Wearable, broadband auscultation patch with cantilever pressure transducer for remote healthcare monitoring.

Journal: Nature communications
Published Date:

Abstract

Flexible and wearable devices employing acoustic sensors have emerged as promising alternatives for continuous monitoring of physiological mechano-acoustic signals during daily activities, offering distinct advantages over conventional rigid stethoscopes. However, the limited low-frequency sensitivity of commercial MEMS acoustic sensors constrains their ability to accurately capture vital physiological signals.

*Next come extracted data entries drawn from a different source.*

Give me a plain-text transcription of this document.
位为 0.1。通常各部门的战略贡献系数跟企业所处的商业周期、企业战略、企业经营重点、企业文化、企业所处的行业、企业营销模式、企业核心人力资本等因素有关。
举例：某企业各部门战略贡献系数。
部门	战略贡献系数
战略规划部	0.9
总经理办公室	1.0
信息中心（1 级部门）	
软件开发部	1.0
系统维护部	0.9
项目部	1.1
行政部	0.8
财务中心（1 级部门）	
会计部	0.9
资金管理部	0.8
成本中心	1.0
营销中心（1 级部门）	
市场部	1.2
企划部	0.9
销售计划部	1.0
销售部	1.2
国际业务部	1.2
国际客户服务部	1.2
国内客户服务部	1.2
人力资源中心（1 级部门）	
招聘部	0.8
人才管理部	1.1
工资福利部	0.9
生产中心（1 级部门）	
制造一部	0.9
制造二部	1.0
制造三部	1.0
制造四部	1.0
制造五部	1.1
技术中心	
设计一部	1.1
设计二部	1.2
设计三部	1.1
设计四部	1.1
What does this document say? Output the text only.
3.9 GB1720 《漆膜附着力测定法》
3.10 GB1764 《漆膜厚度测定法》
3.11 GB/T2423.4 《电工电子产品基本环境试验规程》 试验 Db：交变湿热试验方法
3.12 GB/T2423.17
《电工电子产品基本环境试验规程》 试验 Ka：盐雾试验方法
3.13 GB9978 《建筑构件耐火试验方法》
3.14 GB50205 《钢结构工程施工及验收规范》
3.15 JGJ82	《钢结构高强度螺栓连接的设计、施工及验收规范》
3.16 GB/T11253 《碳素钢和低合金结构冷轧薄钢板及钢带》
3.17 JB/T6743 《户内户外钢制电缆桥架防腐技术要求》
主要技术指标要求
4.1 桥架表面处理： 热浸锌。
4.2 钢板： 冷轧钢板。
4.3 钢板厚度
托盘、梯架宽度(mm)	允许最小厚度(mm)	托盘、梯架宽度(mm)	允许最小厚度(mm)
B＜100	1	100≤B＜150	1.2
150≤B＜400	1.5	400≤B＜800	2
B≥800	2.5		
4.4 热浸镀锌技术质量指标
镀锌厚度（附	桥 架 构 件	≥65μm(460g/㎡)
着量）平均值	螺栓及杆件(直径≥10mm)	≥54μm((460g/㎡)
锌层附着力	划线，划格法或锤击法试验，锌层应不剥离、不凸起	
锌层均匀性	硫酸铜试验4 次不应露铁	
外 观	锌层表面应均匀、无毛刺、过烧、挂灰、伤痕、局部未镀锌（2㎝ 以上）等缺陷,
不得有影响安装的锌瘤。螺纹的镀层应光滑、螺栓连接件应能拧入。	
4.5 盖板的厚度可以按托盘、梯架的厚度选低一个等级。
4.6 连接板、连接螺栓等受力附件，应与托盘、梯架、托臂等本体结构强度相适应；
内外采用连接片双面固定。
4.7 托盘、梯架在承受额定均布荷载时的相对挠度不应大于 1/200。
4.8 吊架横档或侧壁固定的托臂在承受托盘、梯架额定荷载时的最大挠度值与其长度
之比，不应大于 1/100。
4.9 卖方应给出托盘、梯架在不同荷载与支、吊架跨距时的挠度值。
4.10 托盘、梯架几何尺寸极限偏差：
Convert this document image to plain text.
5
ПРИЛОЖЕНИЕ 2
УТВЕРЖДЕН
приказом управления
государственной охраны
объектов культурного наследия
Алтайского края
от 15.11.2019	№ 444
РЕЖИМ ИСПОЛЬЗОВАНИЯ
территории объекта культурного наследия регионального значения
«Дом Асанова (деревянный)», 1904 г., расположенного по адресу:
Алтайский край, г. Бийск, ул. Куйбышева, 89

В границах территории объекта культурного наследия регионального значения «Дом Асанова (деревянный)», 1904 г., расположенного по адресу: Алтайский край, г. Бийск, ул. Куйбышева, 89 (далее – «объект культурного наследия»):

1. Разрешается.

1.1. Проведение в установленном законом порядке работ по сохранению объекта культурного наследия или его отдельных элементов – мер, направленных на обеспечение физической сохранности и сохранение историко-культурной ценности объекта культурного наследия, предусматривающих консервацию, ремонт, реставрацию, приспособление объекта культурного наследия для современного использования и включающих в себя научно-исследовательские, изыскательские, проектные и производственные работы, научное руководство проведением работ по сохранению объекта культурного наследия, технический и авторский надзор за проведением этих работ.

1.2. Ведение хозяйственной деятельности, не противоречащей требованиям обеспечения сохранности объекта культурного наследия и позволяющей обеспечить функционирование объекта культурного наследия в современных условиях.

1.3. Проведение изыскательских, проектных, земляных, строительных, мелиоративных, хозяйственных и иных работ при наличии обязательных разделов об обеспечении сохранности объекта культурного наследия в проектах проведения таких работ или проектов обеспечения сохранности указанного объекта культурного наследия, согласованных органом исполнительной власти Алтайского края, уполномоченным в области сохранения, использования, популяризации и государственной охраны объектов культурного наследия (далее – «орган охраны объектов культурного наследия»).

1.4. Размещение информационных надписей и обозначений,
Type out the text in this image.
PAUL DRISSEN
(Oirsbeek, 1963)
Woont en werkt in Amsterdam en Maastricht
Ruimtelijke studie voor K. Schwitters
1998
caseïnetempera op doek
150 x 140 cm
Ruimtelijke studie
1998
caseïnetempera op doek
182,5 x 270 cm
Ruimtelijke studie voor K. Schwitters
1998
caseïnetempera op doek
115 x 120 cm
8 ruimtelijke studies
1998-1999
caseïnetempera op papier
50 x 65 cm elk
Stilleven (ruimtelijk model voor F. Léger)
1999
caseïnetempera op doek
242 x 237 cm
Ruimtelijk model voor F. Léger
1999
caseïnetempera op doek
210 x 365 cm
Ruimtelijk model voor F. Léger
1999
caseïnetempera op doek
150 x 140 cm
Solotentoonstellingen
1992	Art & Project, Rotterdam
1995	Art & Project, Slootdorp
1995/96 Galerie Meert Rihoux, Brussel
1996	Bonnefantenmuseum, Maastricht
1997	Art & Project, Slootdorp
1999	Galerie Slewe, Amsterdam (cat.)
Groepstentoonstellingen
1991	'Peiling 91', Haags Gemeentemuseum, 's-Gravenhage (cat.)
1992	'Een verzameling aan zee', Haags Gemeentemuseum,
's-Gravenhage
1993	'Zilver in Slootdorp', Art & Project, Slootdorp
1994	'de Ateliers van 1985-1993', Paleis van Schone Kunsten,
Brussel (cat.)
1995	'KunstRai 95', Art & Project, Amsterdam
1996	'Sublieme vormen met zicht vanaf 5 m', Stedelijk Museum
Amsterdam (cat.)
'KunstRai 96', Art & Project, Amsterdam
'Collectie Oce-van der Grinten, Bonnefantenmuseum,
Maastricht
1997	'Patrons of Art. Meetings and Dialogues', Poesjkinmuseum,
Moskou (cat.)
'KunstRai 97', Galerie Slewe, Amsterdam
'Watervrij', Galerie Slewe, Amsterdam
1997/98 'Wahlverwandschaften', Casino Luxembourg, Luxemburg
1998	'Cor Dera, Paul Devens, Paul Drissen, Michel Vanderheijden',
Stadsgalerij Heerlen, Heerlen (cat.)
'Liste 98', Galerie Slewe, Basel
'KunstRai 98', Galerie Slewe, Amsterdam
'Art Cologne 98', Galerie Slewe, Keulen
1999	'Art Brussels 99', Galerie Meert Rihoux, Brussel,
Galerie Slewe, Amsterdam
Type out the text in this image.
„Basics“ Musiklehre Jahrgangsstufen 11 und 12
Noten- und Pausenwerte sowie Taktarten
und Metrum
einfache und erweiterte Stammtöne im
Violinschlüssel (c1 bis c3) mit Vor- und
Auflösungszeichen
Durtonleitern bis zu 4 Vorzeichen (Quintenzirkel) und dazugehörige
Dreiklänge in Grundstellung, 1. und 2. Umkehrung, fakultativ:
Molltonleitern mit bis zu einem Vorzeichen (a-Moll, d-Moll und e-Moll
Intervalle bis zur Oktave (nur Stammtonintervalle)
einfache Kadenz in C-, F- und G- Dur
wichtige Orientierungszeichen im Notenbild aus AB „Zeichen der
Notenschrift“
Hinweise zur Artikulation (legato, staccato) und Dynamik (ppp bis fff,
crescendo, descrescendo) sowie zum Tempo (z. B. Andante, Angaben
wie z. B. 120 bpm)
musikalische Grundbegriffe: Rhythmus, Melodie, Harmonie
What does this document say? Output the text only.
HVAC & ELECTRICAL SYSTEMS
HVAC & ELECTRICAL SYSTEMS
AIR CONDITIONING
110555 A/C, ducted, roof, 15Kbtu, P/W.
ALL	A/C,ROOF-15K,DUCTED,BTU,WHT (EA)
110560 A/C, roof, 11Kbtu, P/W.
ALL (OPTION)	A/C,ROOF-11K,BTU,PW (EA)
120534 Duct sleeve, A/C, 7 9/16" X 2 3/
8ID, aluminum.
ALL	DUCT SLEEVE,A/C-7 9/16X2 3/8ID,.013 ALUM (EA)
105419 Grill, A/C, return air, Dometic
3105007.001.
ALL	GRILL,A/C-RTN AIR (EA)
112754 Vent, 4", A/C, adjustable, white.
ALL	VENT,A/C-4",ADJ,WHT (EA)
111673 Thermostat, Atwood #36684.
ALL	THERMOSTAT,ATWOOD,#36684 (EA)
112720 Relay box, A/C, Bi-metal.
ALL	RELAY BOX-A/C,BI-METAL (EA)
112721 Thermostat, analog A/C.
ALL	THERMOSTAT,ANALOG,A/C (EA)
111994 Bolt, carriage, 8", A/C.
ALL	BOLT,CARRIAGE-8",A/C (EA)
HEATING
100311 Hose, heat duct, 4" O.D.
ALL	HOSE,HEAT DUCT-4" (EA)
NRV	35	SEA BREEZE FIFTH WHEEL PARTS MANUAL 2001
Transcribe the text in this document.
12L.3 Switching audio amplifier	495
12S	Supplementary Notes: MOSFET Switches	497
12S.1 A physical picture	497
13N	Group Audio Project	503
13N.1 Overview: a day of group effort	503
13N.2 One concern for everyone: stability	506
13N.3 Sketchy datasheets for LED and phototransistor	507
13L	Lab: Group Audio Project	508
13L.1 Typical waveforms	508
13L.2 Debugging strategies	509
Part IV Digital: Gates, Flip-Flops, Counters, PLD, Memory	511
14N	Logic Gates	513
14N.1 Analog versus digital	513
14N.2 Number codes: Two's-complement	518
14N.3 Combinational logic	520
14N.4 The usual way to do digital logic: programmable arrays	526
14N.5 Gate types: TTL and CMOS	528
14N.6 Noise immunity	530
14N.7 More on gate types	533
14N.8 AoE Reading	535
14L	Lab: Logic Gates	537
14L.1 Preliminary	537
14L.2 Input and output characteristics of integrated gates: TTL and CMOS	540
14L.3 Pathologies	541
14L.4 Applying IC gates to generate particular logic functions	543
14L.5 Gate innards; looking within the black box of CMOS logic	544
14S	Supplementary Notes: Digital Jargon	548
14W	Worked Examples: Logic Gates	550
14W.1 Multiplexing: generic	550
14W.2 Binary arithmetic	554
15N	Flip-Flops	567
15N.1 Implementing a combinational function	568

Here, we present a wireless, flexible auscultation patch (AusculPatch) that overcomes these limitations by employing a highly sensitive cantilever pressure transducer (CPT). The combination of a narrow airgap in CPT together with the ultra-low mass of the nanothin cantilever enables precise measurement across a broad acoustic frequency range (0.2 Hz to over 10 kHz), allowing the detection of multiple physiological mechano-acoustic signals, including pulse waves, Korotkoff sounds, cardiac signals, respiration patterns, and vocalizations. The single-chip architecture simplifies circuitry, enabling a lightweight design ( ~ 3.2 g), compact form factor (20×47×3.5 mm), and low power consumption (4.5 mW), making AusculPatch an ideal platform for continuous wear for cardiorespiratory monitoring and potentially sleep quality assessment. These features represent a significant advance in the development of low-cost and multifunctional wearable devices capable of multi-site auscultation for home-based wellness monitoring as well as Artificial Intelligence (AI)-assisted diagnosis and Human-Machine Interaction (HMI) applications.